During acute circulatory failure, infusing fluids as first line therapy is the source of a therapeutic dilemma [increase in cardiac output (CO) and improvement of tissue perfusion vs. inconsistent effectiveness and risk of fluid accumulation]. Predicting effectiveness of a fluid bolus on CO before infusing it avoids administering fluid to patients who do not require it [1]. The principle is simple: if some changes in cardiac preload, induced by external maneuvers or by the ventilator, change CO above a given diagnostic threshold, fluid infusion will likely have a similar effect [2].

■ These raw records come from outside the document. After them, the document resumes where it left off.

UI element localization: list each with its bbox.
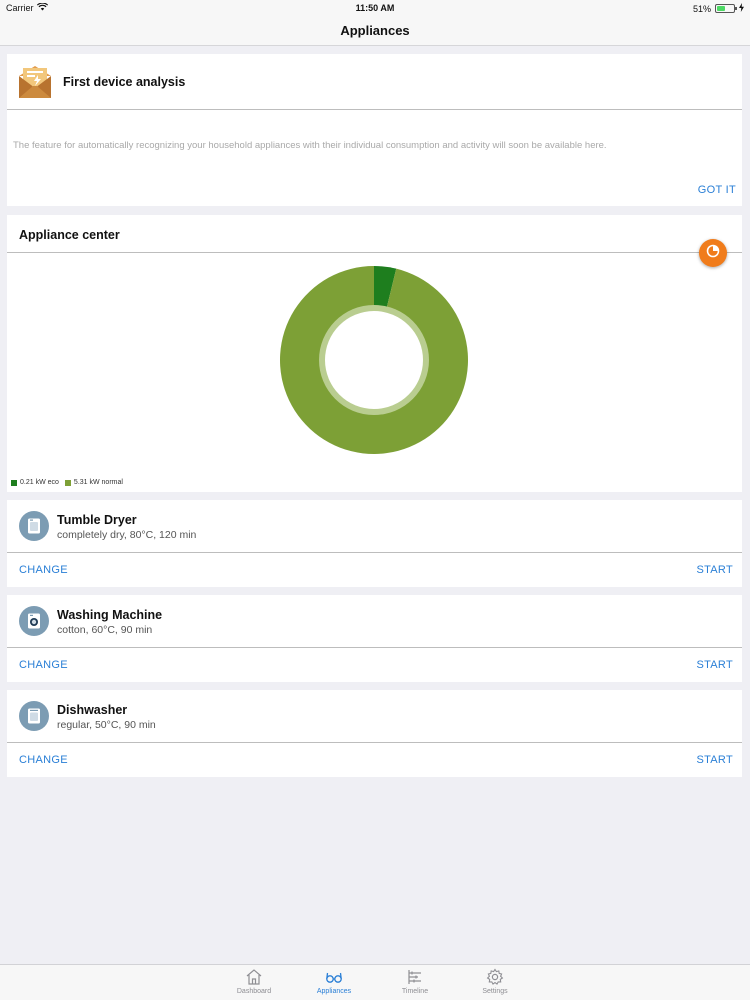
appliance-name: Washing Machine — [57, 608, 163, 622]
status-bar: Carrier 11:50 AM 51% — [0, 0, 750, 16]
pie-chart-button[interactable] — [699, 239, 727, 267]
glasses-icon — [304, 967, 364, 987]
appliance-card-tumble-dryer: Tumble Dryer completely dry, 80°C, 120 m… — [7, 500, 742, 587]
page-title: Appliances — [340, 23, 410, 38]
appliance-program: completely dry, 80°C, 120 min — [57, 529, 197, 541]
legend-label-normal: 5.31 kW normal — [73, 479, 123, 486]
status-time: 11:50 AM — [355, 3, 395, 13]
change-button[interactable]: CHANGE — [19, 659, 68, 671]
start-button[interactable]: START — [696, 564, 733, 576]
tab-bar: Dashboard Appliances Timeline Settings — [0, 964, 750, 1000]
tab-label-settings: Settings — [482, 988, 508, 995]
tab-label-dashboard: Dashboard — [236, 988, 272, 995]
appliance-card-header: Washing Machine cotton, 60°C, 90 min — [7, 595, 742, 648]
consumption-donut-chart — [280, 266, 468, 454]
tab-settings[interactable]: Settings — [465, 967, 525, 995]
change-button[interactable]: CHANGE — [19, 754, 68, 766]
status-right: 51% — [693, 3, 744, 14]
envelope-bolt-icon — [17, 64, 53, 100]
appliance-center-card: Appliance center 0.21 kW eco 5.31 kW nor… — [7, 215, 742, 492]
appliance-name: Dishwasher — [57, 703, 128, 717]
legend-label-eco: 0.21 kW eco — [20, 479, 59, 486]
start-button[interactable]: START — [696, 754, 733, 766]
got-it-button[interactable]: GOT IT — [698, 184, 736, 196]
legend-swatch-eco — [11, 479, 17, 486]
change-button[interactable]: CHANGE — [19, 564, 68, 576]
washing-machine-icon — [19, 606, 49, 636]
appliance-card-washing-machine: Washing Machine cotton, 60°C, 90 min CHA… — [7, 595, 742, 682]
appliance-center-title: Appliance center — [19, 228, 120, 242]
appliance-program: cotton, 60°C, 90 min — [57, 624, 153, 636]
battery-percent: 51% — [692, 3, 711, 14]
timeline-icon — [385, 967, 445, 987]
appliance-program: regular, 50°C, 90 min — [57, 719, 156, 731]
dishwasher-icon — [19, 701, 49, 731]
chart-legend: 0.21 kW eco 5.31 kW normal — [11, 479, 123, 486]
tab-timeline[interactable]: Timeline — [385, 967, 445, 995]
gear-icon — [465, 967, 525, 987]
nav-bar: Appliances — [0, 16, 750, 46]
legend-swatch-normal — [64, 479, 71, 486]
pie-chart-icon — [706, 244, 720, 263]
charging-bolt-icon — [739, 3, 744, 14]
start-button[interactable]: START — [696, 659, 733, 671]
house-icon — [224, 967, 284, 987]
analysis-card-text: The feature for automatically recognizin… — [13, 140, 607, 151]
appliance-card-header: Dishwasher regular, 50°C, 90 min — [7, 690, 742, 743]
tab-label-timeline: Timeline — [401, 988, 429, 995]
appliance-card-dishwasher: Dishwasher regular, 50°C, 90 min CHANGE … — [7, 690, 742, 777]
analysis-card: First device analysis The feature for au… — [7, 54, 742, 206]
analysis-card-title: First device analysis — [63, 75, 186, 89]
legend-item-normal: 5.31 kW normal — [64, 479, 123, 486]
appliance-name: Tumble Dryer — [57, 513, 137, 527]
donut-hole — [325, 311, 423, 409]
tab-appliances[interactable]: Appliances — [304, 967, 364, 995]
appliance-center-header: Appliance center — [7, 215, 742, 253]
tab-label-appliances: Appliances — [316, 988, 352, 995]
analysis-card-header: First device analysis — [7, 54, 742, 110]
dryer-icon — [19, 511, 49, 541]
battery-icon — [715, 4, 737, 13]
appliance-card-header: Tumble Dryer completely dry, 80°C, 120 m… — [7, 500, 742, 553]
tab-dashboard[interactable]: Dashboard — [224, 967, 284, 995]
battery-fill — [717, 6, 725, 11]
legend-item-eco: 0.21 kW eco — [11, 479, 59, 486]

The tests and indices using the ventilator (Supplementary Fig. 1) are underpinned by heart–lung interactions. Under mechanical ventilation, increased intrathoracic pressure reduces the pressure gradient of systemic venous return by increasing right atrial pressure [3]. This effect is exaggerated upon insufflation. The resulting drop in CO is larger if both ventricles are preload responsive. Ventilation also increases afterload of the right ventricle (RV) and decreases left-ventricular (LV) afterload [3], but these effects are independent of preload responsiveness and only relevant if the RV is failing.
Key Points
- Clinical Challenge: Predicting fluid responsiveness helps avoid unnecessary fluid administration, reducing risks of fluid overload and associated complications in critically ill patients.
- Heart-Lung Interactions: Mechanical ventilation-induced changes in intrathoracic pressure serve as a basis for assessing cardiac preload responsiveness.
- Pulse Pressure and Stroke Volume Variation: PPV and SVV are reliable in patients without spontaneous breathing or arrhythmias, with thresholds of ≥12% indicating fluid responsiveness.
- Limitations of PPV/SVV: Reduced reliability in patients with low tidal volumes, high respiratory rates, intra-abdominal hypertension, or acute cor pulmonale (ACP).
- Vena Cava Diameter Changes: Respiratory variations in the inferior and superior vena cava diameters are less reliable but remain useful adjuncts.
- Tidal Volume Challenge (Vt Challenge): Temporarily increasing tidal volume identifies preload responsiveness based on changes in PPV, with a threshold of ≥3.5%.
- End-Expiratory Occlusion Test: A 15-second pause at end-expiration reduces intrathoracic pressure and increases preload, with a cardiac output rise of ≥5% indicating responsiveness.
- PEEP Test: Lowering positive end-expiratory pressure (PEEP) by 5 cmH₂O tests preload responsiveness; a ≥9% increase in cardiac output is predictive, though more validation is needed.
- Integration into Practice: Combining tools and using dynamic tests tailored to patient conditions enhances diagnostic accuracy. Automation could further improve efficiency.
- Future Directions: Research should focus on standardizing thresholds and integrating ventilator-based monitoring with hemodynamic devices for personalized fluid management.